PA fits the criteria for APs as just described. It is implausible that VRR can be identified  without specific empirical evidence as caused by the preferred parent’s actions when there is no substantiated abuse, as a wide range of other explanations are available, and in fact some research has shown that attempts to persuade a child to avoid one of the parents are likely to backfire. PA treatments are only weakly supported by empirical evidence, as all reports on the treatments are limited to before and after studies of a small number of children, yielding no better classification for the evidence than that the treatments are “promising” or “experimental”. PA treatments are potentially harmful in that they may re-expose children to abusers, they are usually associated with disturbing strong-arm tactics including abduction, and  they disrupt children’s lives and may interfere with academic and social development during the adolescent period of rapid developmental change. PA proponents in some cases have reported that their methods are always successful, a rather different situation than is the case for most therapies, suggesting that   they have selected measures or families that are likely to confirm their hypotheses. PA proponents demand that others show that their claims are not true and offer proof by assertion rather than evidence. PA proponents have created a confusing terminology in which PA itself can mean either VRR, the posited behavior of the preferred parent, or both. Advocates of PA have set very wide boundary conditions, excluding only substantiated physical or sexual abuse (and not always those, as some tell children they may not talk about anything that happened in the past), and apply the PA label to cases in which children have quite legitimate reasons for avoiding a parent.

If PA is an AP, how has it come about that family courts have so often been swayed by PA arguments? Well, this has happened before—courts have been sold on an AP and done a lot of harm by their decisions before the professional community pulled itself together enough to counter the mistaken beliefs. I refer to the recovered memory moral panic of the 1990s, in which bewildered parents were accused of sexual abuse by their now-adult children, who had “recovered” memories of the abuse with the help of therapists who were convinced they were right. Some of the accused people actually confessed to the suggested crimes, stating that they could not remember the events but were convinced that they must have happened if everybody said so. It took a long time for the courts to recognize that recovered memory therapy was an AP and that although in some cases accusations were well-founded, in a great many the memories had been created in the process of the treatment.
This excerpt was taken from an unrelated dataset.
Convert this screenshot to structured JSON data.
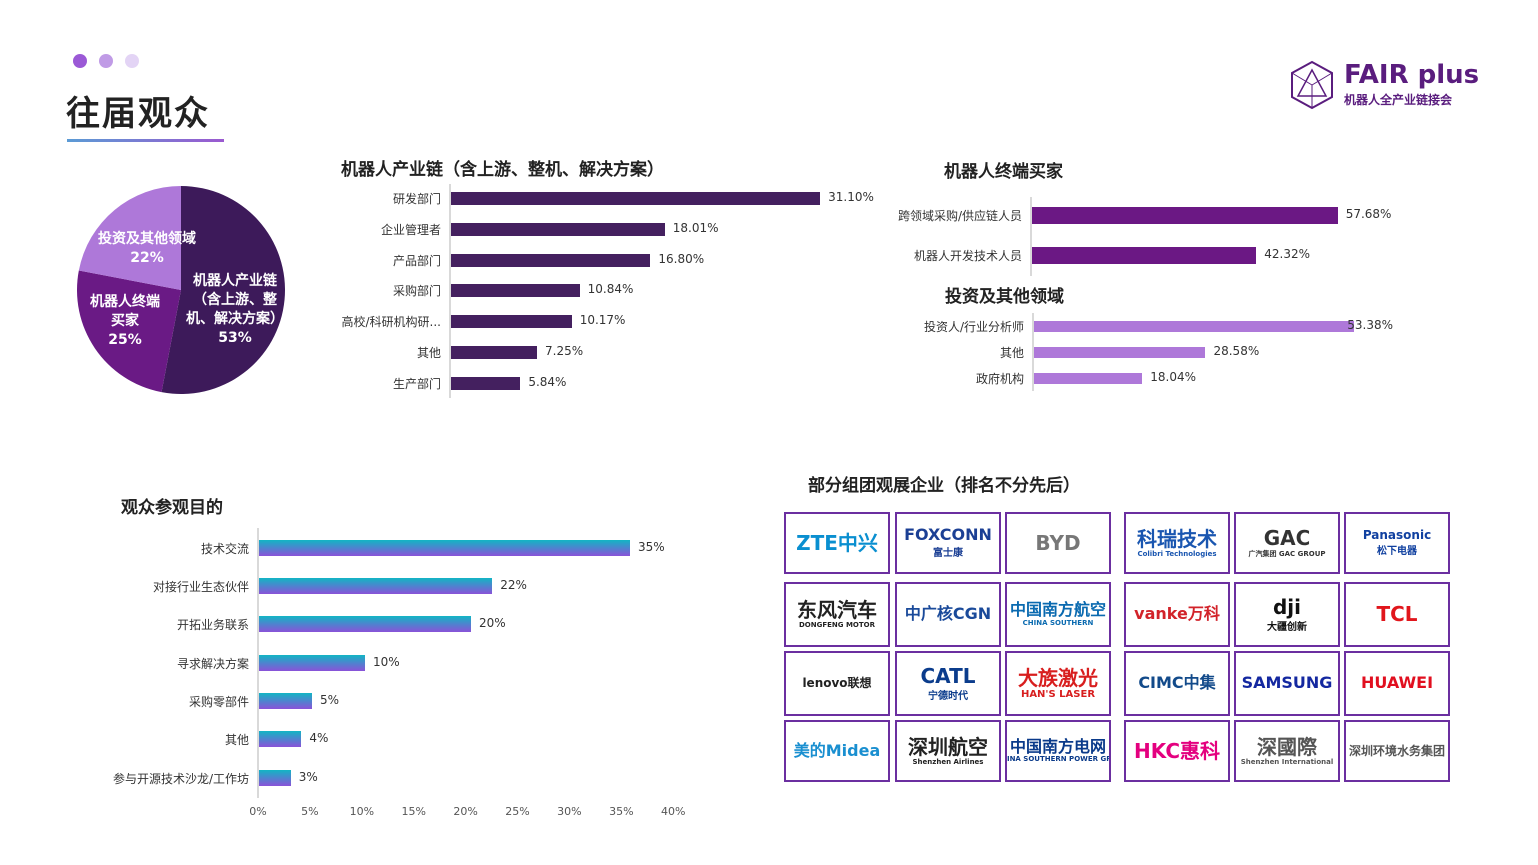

In my opinion, we are now seeing a similar moral panic surrounding  PA allegations, fomented by PA advocates who claim to be rescuing children from the harm done by their preferred parents and restoring them to the loving arms of the parents they want to avoid. Facebook groups and other organizations help professionals persuade parents, and parents persuade each other, that a crusade is needed to ensure the needed moral reform. But do courts need to repeat the mistakes of the recovered memory period? I think not, and I have hopes that mental health professionals will step forward to stop the PA approach, as they eventually stepped forward about recovered memory therapies.